Overview

MSc Computer Graphics, Vision & Imaging provides training in computer graphics, virtual reality, machine vision and imaging technology from world-leading experts. Research activities include geometric acquisition and 3D fabrication; real-time photo-realistic rendering; mixed and augmented reality; face recognition; content-based image-database search; video-texture modelling; depth perception in stereo vision; colour imaging for industrial inspection; and tracking for SLAM (simultaneous localisation and mapping).

The common theme across the programme is to understand how to make virtual reality more effective; we carry out experiments with participants to examine just what makes a difference to their sense of presence in the virtual environment. Real world scenarios like these train our students to bridge the gap between engineering, technology, creativity and design.

Graduates will understand the mathematical principles underlying the development and application of new techniques in computer graphics and computer vision and will be aware of the range of algorithms and approaches available, and be able to design, develop and evaluate appropriate algorithms and methods for new problems, emerging technologies, and applications.

Core Modules

Mathematical Methods Algorithms & Implementations

Mathematical Methods Algorithms & Implementations

To provide a rigorous mathematical approach: in particular to define standard notations for consistent usage in other modules. To present relevant theories and results. To develop algorithmic approach from mathematical formulation through to hardware implications.

Further syllabus information can be found here.

Image Processing

Image Processing

The first half of this module introduces the digital image, describes the main characteristics of monochrome digital images, how they are represented and how they differ from graphics objects. It covers basic algorithms for image manipulation, characterisation, segmentation and feature extraction in direct space. The second half of the module proceeds to a more formal treatment of image filtering with some indication of the role and implications of Fourier space, and more advanced characterisation and feature detection techniques such as edge and corner detection, together with multiresolution methods, treatment of colour images and template matching techniques.

Further syllabus information can be found here.

Computer Graphics

Computer Graphics

This module aims to introduce the fundamental concepts of 3D computer graphics and give the students all the knowledge needed for creating an image of a virtual world from first principles. Students will be able to define a virtual world and create images of it. They will know how to write a basic ray tracer, and use a graphics library such as OpenGl (or equivalent).

Further syllabus information can be found here.
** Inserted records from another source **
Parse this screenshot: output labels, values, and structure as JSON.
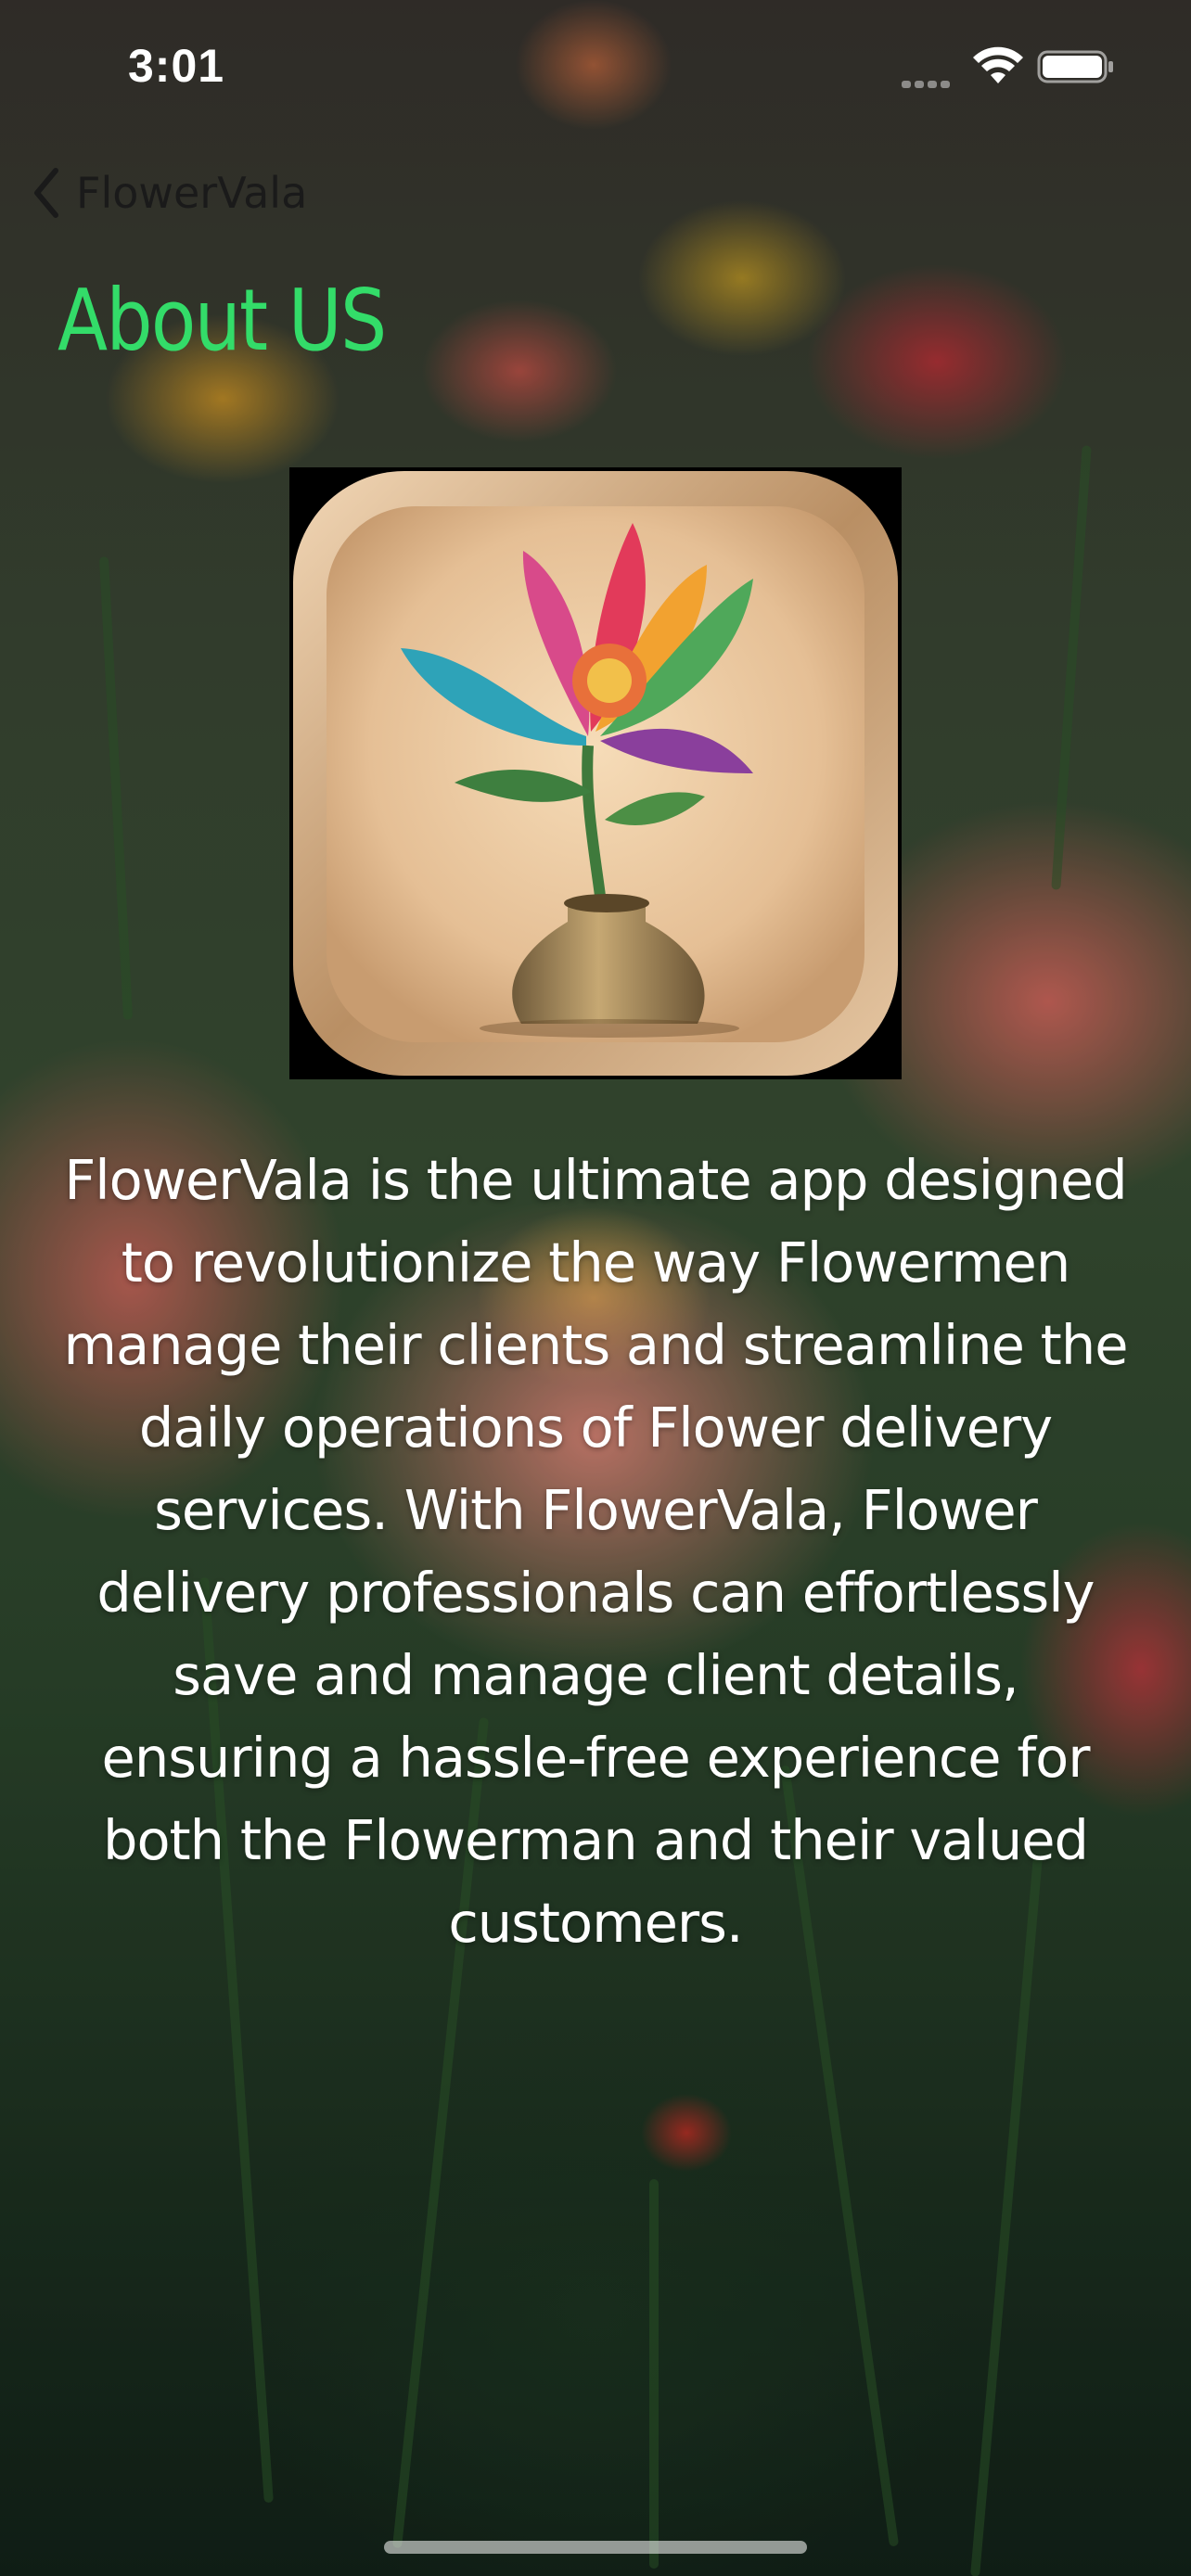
{
  "status_bar": {
    "time": "3:01",
    "icons": [
      "cellular-signal-icon",
      "wifi-icon",
      "battery-icon"
    ]
  },
  "nav": {
    "back_icon": "chevron-left-icon",
    "back_label": "FlowerVala"
  },
  "page": {
    "title": "About US",
    "logo_icon": "flower-vase-logo",
    "description": "FlowerVala is the ultimate app designed to revolutionize the way Flowermen manage their clients and streamline the daily operations of Flower delivery services. With FlowerVala, Flower delivery professionals can effortlessly save and manage client details, ensuring a hassle-free experience for both the Flowerman and their valued customers."
  },
  "colors": {
    "title": "#33dc69",
    "body_text": "#ffffff",
    "back_label": "#1a1a1a"
  }
}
Research Methods & Reading

Research Methods & Reading

The aim of this module is to introduce students to research methods and guide them through writing a critical literature review of their chosen area.

Further syllabus information can be found here.

Optional Modules

Machine Vision

Machine Vision

This module addresses algorithms for automated computer vision. It focuses on building mathematical models of images and objects and using these to perform inference. Students will learn how to use these models to automatically find, segment and track objects in scenes, perform face recognition and build three-dimensional models from images.

Further syllabus information can be found here.

Graphical Models

Graphical Models

 

This module provides an entry into probabilistic modeling and reasoning, primarily of discrete variable systems. Very little continuous variable calculus is required, and students more familiar with discrete mathematics should find the course digestible. The emphasis is to demonstrate the potential applications of the techniques in plausible real-world scenarios related to information retrieval and analysis. Concrete challenges include questionnaire analysis, low-density parity check error correction, and collaborative filtering of Netflix data.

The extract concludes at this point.